Pregnancy Category C Oral administration of milrinone to pregnant rats and rabbits during organogenesis produced no evidence of teratogenicity at dose levels up to 40 mg/kg/day and 12 mg/kg/day, respectively. Milrinone did not appear to be teratogenic when administered intravenously to pregnant rats at doses up to 3 mg/kg/day (about 2.5 times the maximum recommended clinical intravenous dose) or pregnant rabbits at doses up to 12 mg/kg/day, although an increased resorption rate was apparent at both 8 mg/kg/day and 12 mg/kg/day (intravenous) in the latter species.

Carcinogenesis, Mutagenesis, Impairment of Fertility

Twenty-four months of oral administration of milrinone to mice at doses up to 40 mg/kg/day (about 50 times the human oral therapeutic dose in a 50 kg patient) was unassociated with evidence of carcinogenic potential. Neither was there evidence of carcinogenic potential when milrinone was orally administered to rats at doses up to 5 mg/kg/day (about 6 times the human oral therapeutic dose) for twenty-four months or at 25 mg/kg/day (about 30 times the human oral therapeutic dose) for up to 18 months in males and 20 months in females. Whereas the Chinese Hamster Ovary Chromosome Aberration Assay was positive in the presence of a metabolic activation system, results from the Ames Test, the Mouse Lymphoma Assay, the Micronucleus Test, and the in vivo Rat Bone Marrow Metaphase Analysis indicated an absence of mutagenic potential. In reproductive performance studies in rats, milrinone had no effect on male or female fertility at oral doses up to 32 mg/kg/day

Animal Toxicity

Oral and intravenous administration of toxic dosages of milrinone to rats and dogs resulted in myocardial degeneration/fibrosis and endocardial haemorrhage, principally affecting the left ventricular papillary muscles. Coronary vascular lesions characterised by periarterial oedema and inflammation have been observed in dogs only. The myocardial/endocardial changes are similar to those produced by beta-adrenergic receptor agonists such as isoproterenol, while the vascular changes are similar to those produced by minoxidil and hydralazine. Doses within the recommended clinical dose range (up to 1.13 mg/kg/day) for congestive heart failure patients have not produced significant adverse effects in animals.

Dextrose Anhydrous

Lactic Acid

Sodium Hydroxide

Water for injection

Furosemide or bumetanide should not be administered in intravenous lines containing Milrinone TBM since precipitation occurs on admixture.

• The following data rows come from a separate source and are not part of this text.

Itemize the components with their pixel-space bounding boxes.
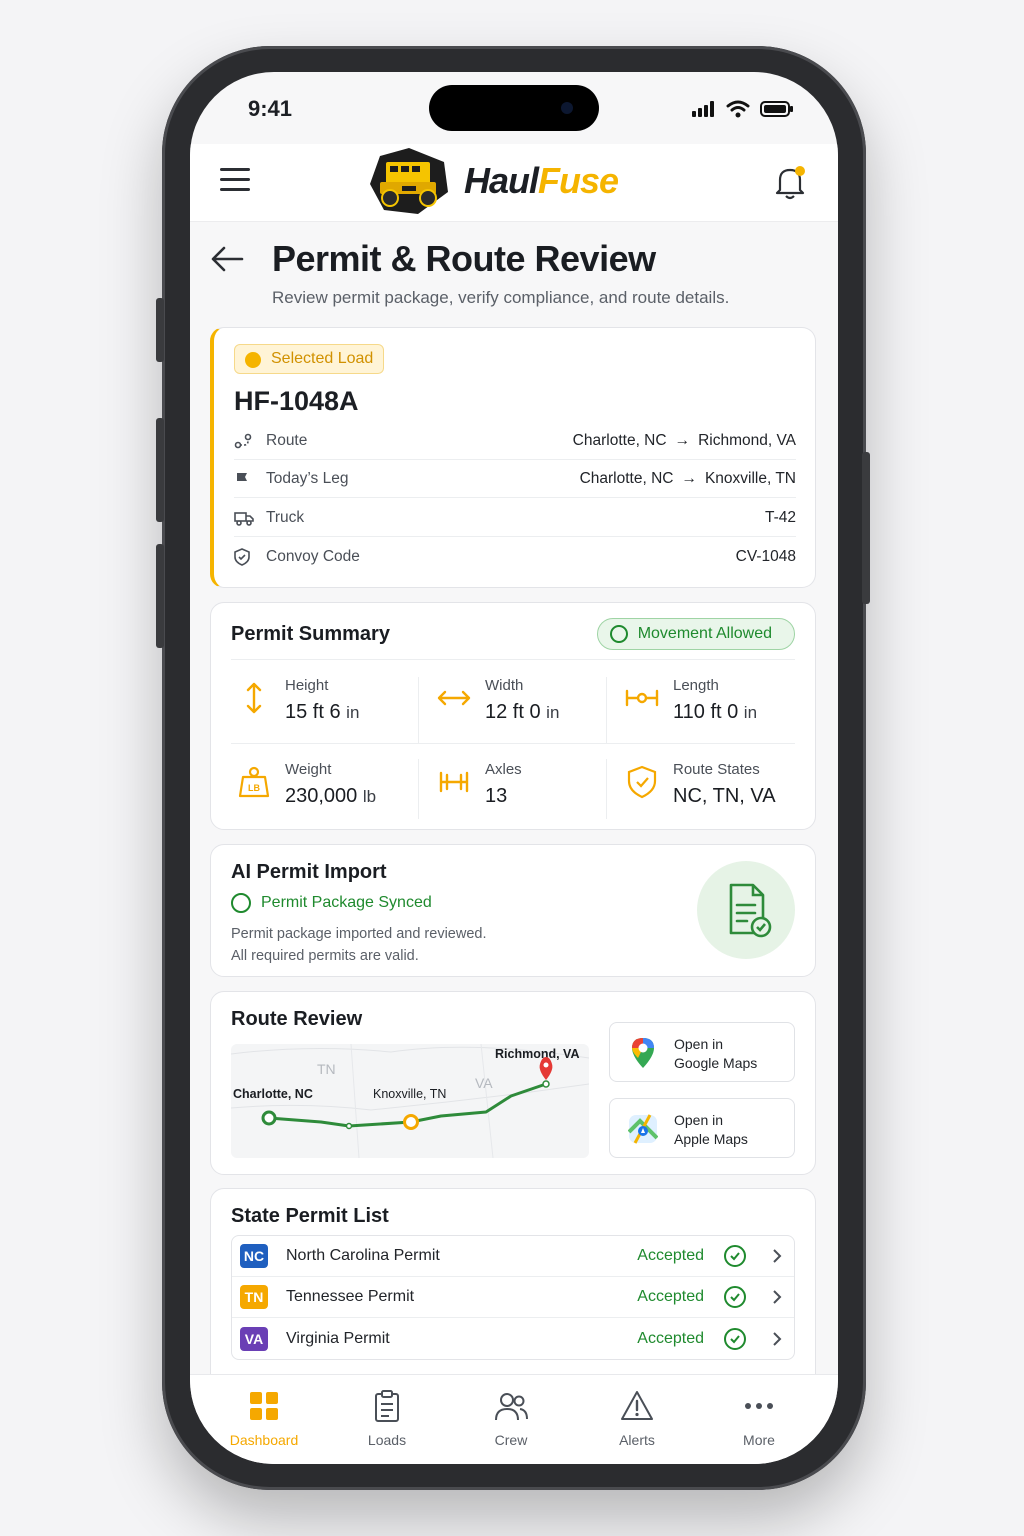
map-label-richmond: Richmond, VA (495, 1047, 580, 1061)
camera (561, 102, 573, 114)
chevron-right-icon (773, 1290, 782, 1304)
permit-summary-title: Permit Summary (231, 623, 390, 645)
state-permit-list-title: State Permit List (231, 1205, 389, 1227)
load-row-route: Route Charlotte, NC → Richmond, VA (234, 422, 796, 460)
clipboard-icon (375, 1390, 399, 1422)
metric-axles: Axles 13 (431, 743, 617, 827)
load-row-todays-leg: Today’s Leg Charlotte, NC → Knoxville, TN (234, 460, 796, 498)
open-apple-maps-button[interactable]: Open in Apple Maps (609, 1098, 795, 1158)
arrow-right-icon: → (674, 431, 691, 449)
dashboard-icon (250, 1392, 278, 1420)
map-label-tn: TN (317, 1061, 336, 1077)
phone-side-button (156, 418, 164, 522)
tab-loads[interactable]: Loads (332, 1389, 442, 1448)
route-review-title: Route Review (231, 1008, 363, 1030)
bottom-tab-bar: Dashboard Loads Crew Alerts More (190, 1374, 838, 1464)
chevron-right-icon (773, 1249, 782, 1263)
google-maps-icon (632, 1038, 654, 1068)
metric-weight: LB Weight 230,000 lb (231, 743, 417, 827)
flag-icon (234, 470, 256, 488)
wifi-icon (726, 100, 750, 118)
ai-import-description: Permit package imported and reviewed. Al… (231, 926, 487, 964)
users-icon (495, 1393, 528, 1421)
state-permit-list-card: State Permit List NC North Carolina Perm… (210, 1188, 816, 1388)
height-arrows-icon (246, 682, 262, 714)
logo-text-fuse: Fuse (538, 160, 619, 201)
logo-text-haul: Haul (464, 160, 539, 201)
chevron-right-icon (773, 1331, 782, 1346)
check-circle-icon (609, 625, 628, 643)
permit-row-tn[interactable]: TN Tennessee Permit Accepted (232, 1277, 794, 1318)
metric-route-states: Route States NC, TN, VA (619, 743, 805, 827)
shield-icon (234, 548, 256, 566)
signal-icon (692, 101, 714, 117)
status-icons (692, 100, 794, 118)
permit-row-va[interactable]: VA Virginia Permit Accepted (232, 1318, 794, 1359)
notification-bell-icon[interactable] (770, 162, 810, 202)
status-time: 9:41 (248, 96, 293, 121)
shield-check-icon (627, 765, 657, 799)
check-circle-icon (724, 1245, 746, 1267)
permit-synced-status: Permit Package Synced (231, 893, 432, 913)
svg-text:LB: LB (248, 783, 260, 793)
load-id: HF-1048A (234, 386, 359, 416)
route-review-card: Route Review TN VA Charlotte, NC Knoxvil… (210, 991, 816, 1175)
app-logo: HaulFuse (366, 144, 619, 218)
phone-side-button (156, 544, 164, 648)
route-icon (234, 432, 256, 450)
map-label-knoxville: Knoxville, TN (373, 1087, 446, 1101)
route-map[interactable]: TN VA Charlotte, NC Knoxville, TN Richmo… (231, 1044, 589, 1158)
screen: 9:41 HaulFuse Permit & Route Review Revi… (190, 72, 838, 1464)
document-check-icon (697, 861, 795, 959)
tab-dashboard[interactable]: Dashboard (209, 1389, 319, 1448)
app-header: HaulFuse (190, 144, 838, 222)
selected-load-badge: Selected Load (234, 344, 385, 374)
permit-list: NC North Carolina Permit Accepted TN Ten… (231, 1235, 795, 1360)
check-icon (245, 352, 261, 368)
apple-maps-icon (628, 1114, 658, 1144)
metric-height: Height 15 ft 6 in (231, 659, 417, 743)
tab-alerts[interactable]: Alerts (582, 1389, 692, 1448)
page-subtitle: Review permit package, verify compliance… (272, 288, 730, 307)
load-row-truck: Truck T-42 (234, 499, 796, 537)
more-icon (745, 1403, 773, 1409)
alert-icon (621, 1391, 653, 1420)
length-icon (625, 689, 659, 707)
movement-allowed-badge: Movement Allowed (596, 618, 795, 650)
phone-side-button (156, 298, 164, 362)
axles-icon (439, 771, 469, 793)
state-badge-nc: NC (240, 1244, 268, 1268)
check-circle-icon (724, 1286, 746, 1308)
state-badge-va: VA (240, 1326, 268, 1351)
page-title: Permit & Route Review (272, 238, 656, 279)
tab-more[interactable]: More (704, 1389, 814, 1448)
arrow-right-icon: → (681, 469, 697, 487)
permit-summary-card: Permit Summary Movement Allowed Height 1… (210, 602, 816, 830)
ai-permit-import-card: AI Permit Import Permit Package Synced P… (210, 844, 816, 977)
phone-side-button (862, 452, 870, 604)
map-label-charlotte: Charlotte, NC (233, 1087, 313, 1101)
ai-import-title: AI Permit Import (231, 861, 387, 883)
state-badge-tn: TN (240, 1285, 268, 1309)
open-google-maps-button[interactable]: Open in Google Maps (609, 1022, 795, 1082)
width-arrows-icon (437, 690, 471, 706)
back-arrow-icon[interactable] (210, 244, 244, 274)
metric-width: Width 12 ft 0 in (431, 659, 617, 743)
weight-icon: LB (238, 766, 270, 798)
tab-crew[interactable]: Crew (456, 1389, 566, 1448)
permit-row-nc[interactable]: NC North Carolina Permit Accepted (232, 1236, 794, 1277)
dynamic-island (429, 85, 599, 131)
selected-load-card[interactable]: Selected Load HF-1048A Route Charlotte, … (210, 327, 816, 588)
truck-icon (234, 509, 256, 527)
map-label-va: VA (475, 1075, 493, 1091)
metric-length: Length 110 ft 0 in (619, 659, 805, 743)
load-row-convoy-code: Convoy Code CV-1048 (234, 538, 796, 576)
check-circle-icon (231, 893, 251, 913)
check-circle-icon (724, 1327, 746, 1350)
truck-logo-icon (370, 148, 448, 214)
menu-icon[interactable] (220, 168, 250, 192)
battery-icon (760, 101, 793, 117)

Do not store above 30°C. Avoid freezing.
For storage conditions after reconstitution of the medicinal product, see section 6.3.

Milrinone TBM is a clear and colourless to pale yellow solution containing 1 mg of Milrinone USP per mL.

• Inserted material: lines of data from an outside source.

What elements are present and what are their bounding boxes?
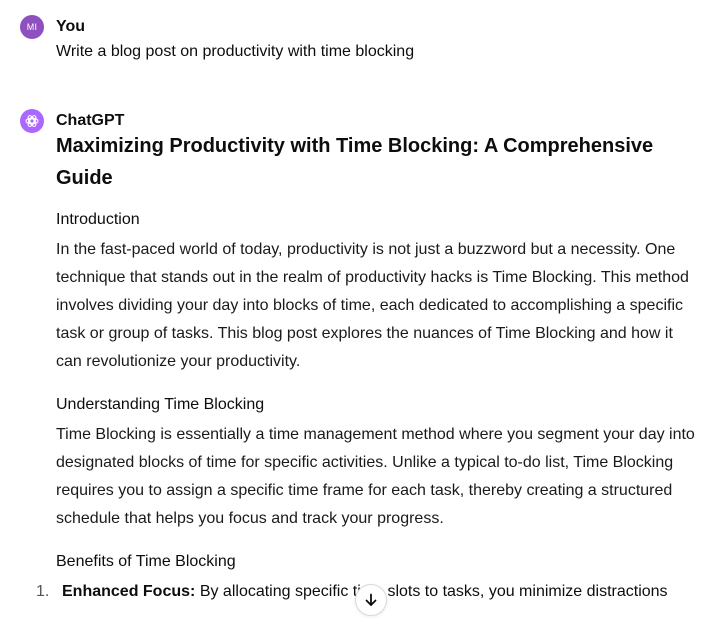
- blog-title: Maximizing Productivity with Time Blocki…: [56, 135, 654, 189]
- list-item-label: Enhanced Focus:: [62, 583, 196, 600]
- scroll-to-bottom-button[interactable]: [355, 584, 387, 616]
- user-avatar: MI: [20, 15, 44, 39]
- user-avatar-initials: MI: [26, 22, 38, 32]
- list-item-text: By allocating specific time slots to tas…: [199, 583, 668, 600]
- section-heading-understanding: Understanding Time Blocking: [56, 396, 265, 413]
- openai-logo-icon: [20, 109, 44, 133]
- user-author-name: You: [56, 18, 86, 35]
- user-message-text: Write a blog post on productivity with t…: [56, 43, 415, 60]
- section-body-introduction: In the fast-paced world of today, produc…: [56, 241, 689, 370]
- section-heading-introduction: Introduction: [56, 211, 140, 228]
- section-body-understanding: Time Blocking is essentially a time mana…: [56, 426, 695, 527]
- arrow-down-icon: [365, 593, 377, 606]
- section-heading-benefits: Benefits of Time Blocking: [56, 553, 236, 570]
- assistant-message-content: Maximizing Productivity with Time Blocki…: [36, 134, 695, 606]
- assistant-author-name: ChatGPT: [56, 112, 125, 129]
- list-item-number: 1.: [36, 583, 50, 600]
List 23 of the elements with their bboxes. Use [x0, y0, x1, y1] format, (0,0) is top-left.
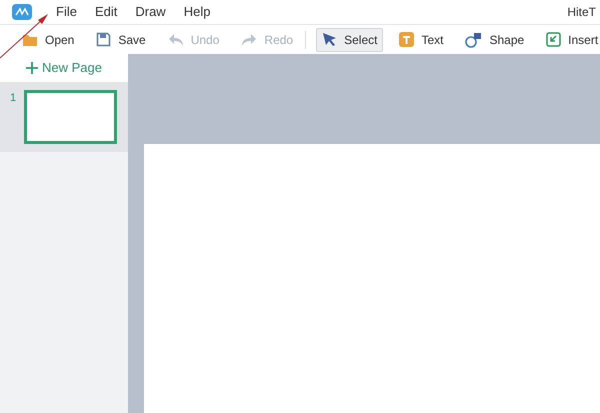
menu-item[interactable]: Draw [135, 2, 166, 22]
window-title: HiteT [567, 4, 596, 21]
toolbar-button[interactable]: Insert [540, 28, 600, 52]
shapes-icon [465, 32, 482, 48]
undo-icon [168, 32, 184, 46]
insert-icon [546, 32, 562, 47]
plus-icon [26, 62, 38, 74]
page-number: 1 [10, 91, 16, 106]
new-page-button[interactable]: New Page [0, 54, 128, 82]
text-tool-icon [399, 32, 414, 47]
toolbar-button[interactable]: Text [393, 28, 450, 52]
toolbar-button[interactable]: Select [316, 28, 384, 52]
toolbar-button[interactable]: Shape [459, 28, 530, 52]
save-icon [96, 32, 112, 47]
toolbar-button[interactable]: Open [16, 28, 80, 52]
toolbar-button[interactable]: Save [90, 28, 152, 52]
cursor-icon [322, 32, 338, 47]
redo-icon [241, 32, 258, 46]
folder-icon [22, 32, 38, 46]
menu-item[interactable]: Edit [94, 2, 118, 22]
app-logo-icon [12, 4, 32, 20]
menu-item[interactable]: File [56, 2, 77, 22]
menu-item[interactable]: Help [184, 2, 210, 22]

The product is filled as 10 mg in 10 mL USP Type I clear glass vial, stoppered with 20 mm Bromobutyl rubber stoppers and sealed with 20 mm aluminium flip off seals.

Instructions for use: For single use only.
Infusion solutions diluted as recommended with 0.9% Sodium Chloride Injection or 5% Dextrose Injection should be freshly prepared before use.
Parenteral drug products should be examined visually and should not be used if particulate matter or discolouration is present.